Question

Find the zeros of the function in the interval of [-2pi,2pi]
f(x)=1/2cos2x

Answer 1

`\frac12\cos2x=0\implies\cos2x=0`

Since the cosine is zero when the angle is an odd multiple of
`\frac\pi2`, you have
`2x=\pm\frac\pi2,\pm\frac{3\pi}2,\pm\frac{5\pi}2,\pm\frac{7\pi}2`.

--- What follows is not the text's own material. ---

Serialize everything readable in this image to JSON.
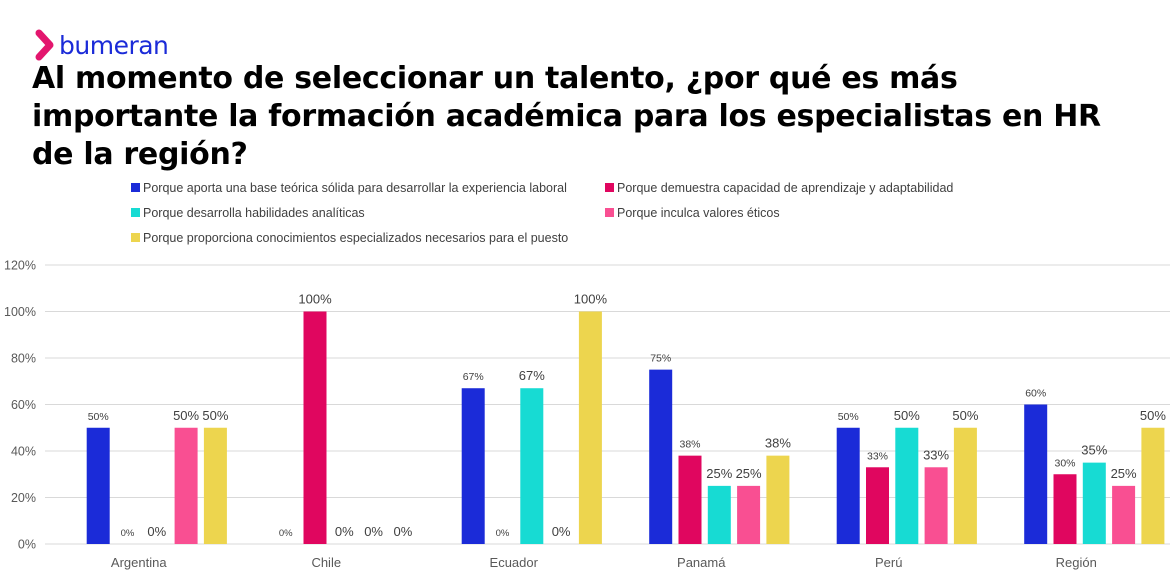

Divide both sides by 2 and you get
`x=\pm\frac\pi4,\pm\frac{3\pi}4,\pm\frac{5\pi}4,\pm\frac{7\pi}4`

Answer 2

The zeros of the function in the interval of [-2π,2π] are

`\pm (\pi)/(4),\pm (3\pi)/(4),\pm (5\pi)/(4),\pm (7\pi)/(4)`.

Explanation:

The given function is

`f(x)=(1)/(2)\cos (2x)`

We have to find the zeros of the function in the interval of [-2π,2π].

If
`\cos x=0`, then

`x=((2n-1)\pi)/(2)`

Where n is an integer.

Put f(x)=0, to find the zeroes of the function.

`0=(1)/(2)\cos (2x)`

`0=\cos (2x)`

`2x=\pm (\pi)/(2),\pm (3\pi)/(2),\pm (5\pi)/(2),\pm (7\pi)/(2)`
`[\because x\in [-2\pi,2\pi]\Rightarrow 2x\in [-4\pi,4\pi]]`

Divide both sides by 2.

`x=\pm (\pi)/(4),\pm (3\pi)/(4),\pm (5\pi)/(4),\pm (7\pi)/(4)`

Therefore the zeros of the function in the interval of [-2π,2π] are

`\pm (\pi)/(4),\pm (3\pi)/(4),\pm (5\pi)/(4),\pm (7\pi)/(4)`.